Police inspector Michael Elphick investigates in The Element of Crime (1984)
Police inspector Michael Elphick investigates

von Trier conducts the unique visual experiment of shooting the entire film in a baleful, mustard yellow light. You think for a long time that maybe von Trier is using yellow tinted stock or filters but then suddenly, infrequently he throws in something blue – a black-and-white tv screen, a neon light – with striking effect and you realise that the entire film has been deliberately lit that way.

von Trier is operating on a much lower budget than his later films and his visual schemes are not as elaborate. Nevertheless, there are still some moments that give indication of the extravagances von Trier would ascend to with Zentropa – like a flashback narration of a chase where momentarily we see windscreen wipers and an explosion superimposed over the teller’s face. (Like Zentropa, The Element of Crime also begins with someone being placed under hypnosis).

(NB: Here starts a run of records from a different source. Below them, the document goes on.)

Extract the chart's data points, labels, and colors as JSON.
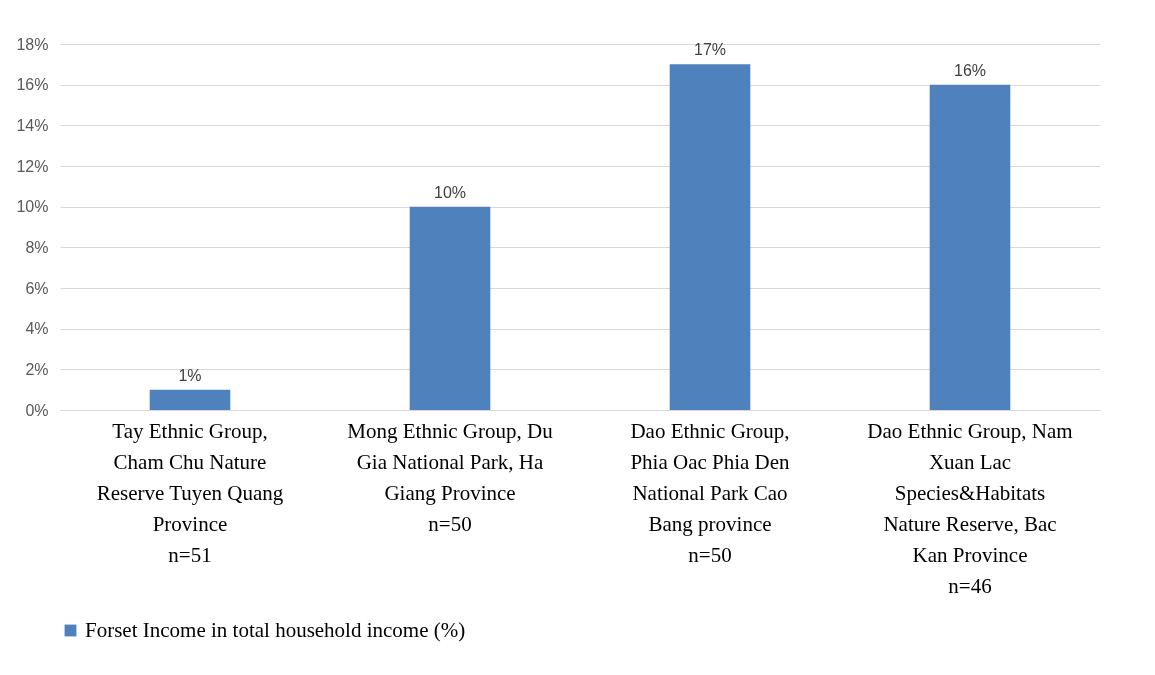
{
  "chart_data": {
    "type": "bar",
    "categories": [
      "Tay Ethnic Group, Cham Chu Nature Reserve Tuyen Quang Province\nn=51",
      "Mong Ethnic Group, Du Gia National Park, Ha Giang Province\nn=50",
      "Dao Ethnic Group, Phia Oac Phia Den National Park Cao Bang province\nn=50",
      "Dao Ethnic Group, Nam Xuan Lac Species&Habitats Nature Reserve, Bac Kan Province\nn=46"
    ],
    "series": [
      {
        "name": "Forset Income in total household income (%)",
        "color": "#4f81bd",
        "values": [
          1,
          10,
          17,
          16
        ],
        "value_labels": [
          "1%",
          "10%",
          "17%",
          "16%"
        ]
      }
    ],
    "ylim": [
      0,
      18
    ],
    "yticks": [
      {
        "value": 0,
        "label": "0%"
      },
      {
        "value": 2,
        "label": "2%"
      },
      {
        "value": 4,
        "label": "4%"
      },
      {
        "value": 6,
        "label": "6%"
      },
      {
        "value": 8,
        "label": "8%"
      },
      {
        "value": 10,
        "label": "10%"
      },
      {
        "value": 12,
        "label": "12%"
      },
      {
        "value": 14,
        "label": "14%"
      },
      {
        "value": 16,
        "label": "16%"
      },
      {
        "value": 18,
        "label": "18%"
      }
    ],
    "grid": "y",
    "legend": "bottom"
  }
}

On the other hand, The Element of Crime is also incredibly dull. There is a long drawn-out plot where Lars von Trier seems almost determined to make as little happen as possible. Nothing interesting happens, let alone anything approaching suspense. The actual Element of Crime methodology about entering a suspect’s frame of mind sounds intriguing but what this involves is never particularly clear in actuality. Moreover, the fascination with forensic psychology that came a few years later with The Silence of the Lambs (1991) makes The Element of Crime seem like a rudimentary stab in the same direction that instead goes nowhere. Some of the dialogue is incredibly pretentious: “I’m going to fuck you back to The Stone Age” or “Why do you keep torturing yourself?” “I believe in joy,” and in regard to sex “I’ll get God in there as fast as I can,” “And He’ll only stay until I get up.”

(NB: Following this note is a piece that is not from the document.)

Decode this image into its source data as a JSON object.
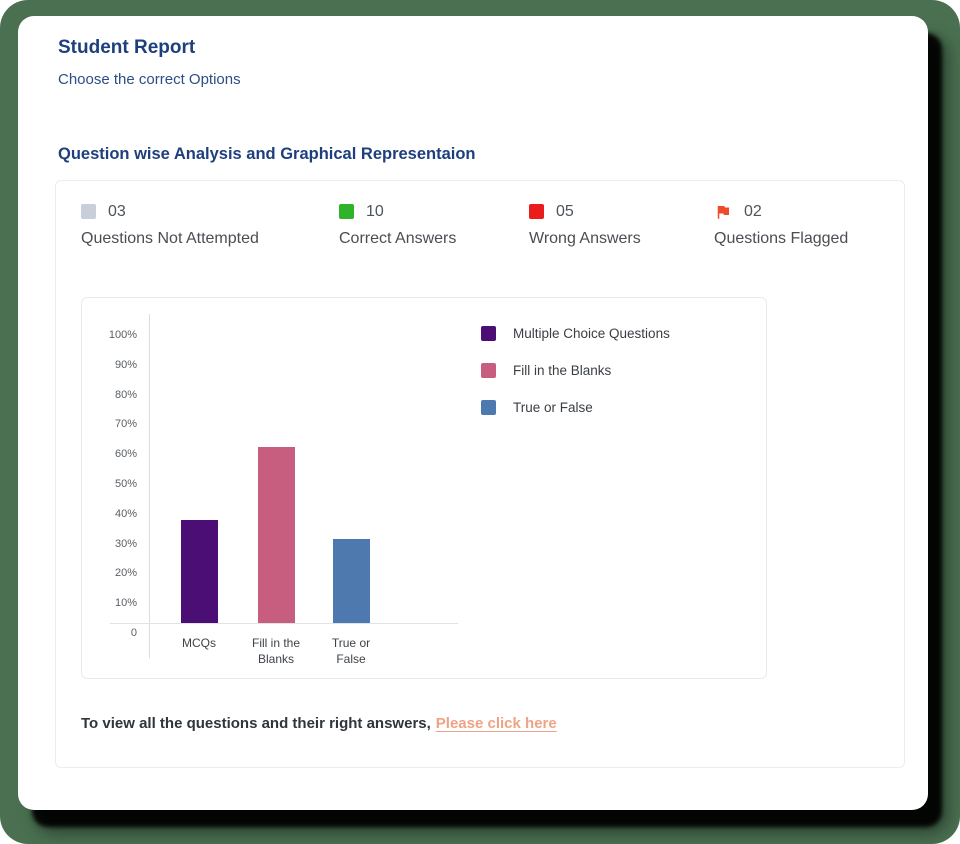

Michael Elphick, Me Me Lai in The Element of Crime (1984)
Michael Elphick, Me Me Lai in the film’s decayed future setting

The Element of Crime played some international film festivals when it came out and even received a technical award at Cannes but received a very mixed response. It is impossible to guess back then that Lars von Trier would emerge as one of the finest directors in the world today.

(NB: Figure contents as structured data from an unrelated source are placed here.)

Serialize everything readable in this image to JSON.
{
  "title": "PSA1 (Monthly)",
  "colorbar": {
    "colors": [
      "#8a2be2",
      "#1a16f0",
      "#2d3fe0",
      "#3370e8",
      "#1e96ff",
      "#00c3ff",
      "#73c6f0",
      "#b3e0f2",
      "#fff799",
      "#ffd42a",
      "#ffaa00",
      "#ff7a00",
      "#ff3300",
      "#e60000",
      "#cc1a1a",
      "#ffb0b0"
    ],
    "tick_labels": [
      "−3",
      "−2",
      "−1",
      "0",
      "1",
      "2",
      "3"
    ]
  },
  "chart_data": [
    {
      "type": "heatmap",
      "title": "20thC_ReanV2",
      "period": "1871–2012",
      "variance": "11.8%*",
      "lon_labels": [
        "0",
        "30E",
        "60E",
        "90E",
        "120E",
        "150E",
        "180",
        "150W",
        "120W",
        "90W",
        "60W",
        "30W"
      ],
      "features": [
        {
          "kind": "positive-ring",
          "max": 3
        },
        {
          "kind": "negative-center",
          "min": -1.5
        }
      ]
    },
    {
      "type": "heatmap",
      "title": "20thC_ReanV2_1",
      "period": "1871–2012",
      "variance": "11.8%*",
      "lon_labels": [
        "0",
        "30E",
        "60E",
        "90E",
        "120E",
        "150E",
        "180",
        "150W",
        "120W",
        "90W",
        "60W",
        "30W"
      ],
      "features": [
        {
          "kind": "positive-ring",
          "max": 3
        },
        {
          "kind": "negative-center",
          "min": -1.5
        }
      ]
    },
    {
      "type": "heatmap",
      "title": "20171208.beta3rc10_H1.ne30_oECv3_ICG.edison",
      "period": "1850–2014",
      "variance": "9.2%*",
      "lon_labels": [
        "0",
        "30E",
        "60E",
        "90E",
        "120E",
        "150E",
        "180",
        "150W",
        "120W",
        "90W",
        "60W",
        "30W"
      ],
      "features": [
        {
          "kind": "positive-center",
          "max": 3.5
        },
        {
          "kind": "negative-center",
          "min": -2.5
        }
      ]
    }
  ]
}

Lars von Trier’s other films of genre interest as a director are:– Epidemic (1987), a peculiar meta-fiction about filmmakers making a film about a plague and hypnotism; the black comedy tv mini-series’ The Kingdom (1994) and The Kingdom II (1997) set in a haunted hospital, which were both released cinematically in the West; Breaking the Waves (1996), an emotionally devastating film about a woman’s masochistic sacrifices for her husband, which eventually arrives at a fantastic climax; Antichrist (2009), a film about grief that spirals into madness and extreme torture scenes; the End of the World film Melancholia (2011); the serial killer film The House That Jack Built (2018); and The Kingdom: Exodus (2022). von Trier was also Executive Producer on Kingdom Hospital (2004), the Stephen King scripted, US tv series remake of The Kingdom. von Trier’s production company Zentropa Entertainments have also produced and co-produced numerous other films. Of genre note are the Icelandic Magical Realist quest Cold Fever (1995); the Swedish fairytale The Glassblower’s Children (1998); the surreal Old Dark House thriller Impotence/Powerlessness (1998); Possessed (1999), a plague film about The Devil returning at the Millennium; Kat (2001), a horror film about a possessed cat; the Dogme film Truly Human (2001) about an imaginary man becoming real; The Last Great Wilderness (2002), a Gothic thriller set in the Scottish Highlands; Thomas Vinterberg’s near-future romance It’s All About Love (2003); In Your Hands (2004), a Dogme film about miracle healing prison inmate; the remarkable puppet fantasy Strings (2004); the ghost story Behind External Calm (2005); the dark reality-twisting Norweigian film Next Door (2005); Princess (2006), an animated film about an anti-porn vigilante; the fantasy Island of Lost Souls (2006); the horror film Echo (2007); the satirical dystopia How to Get Rid of Others (2007); Through a Glass Darkly (2008) about a girl receiving a mysterious visitation; the Dystopian film Metropia (2009); and Perfect Sense (2011) set in a world where people are losing their sensory perception.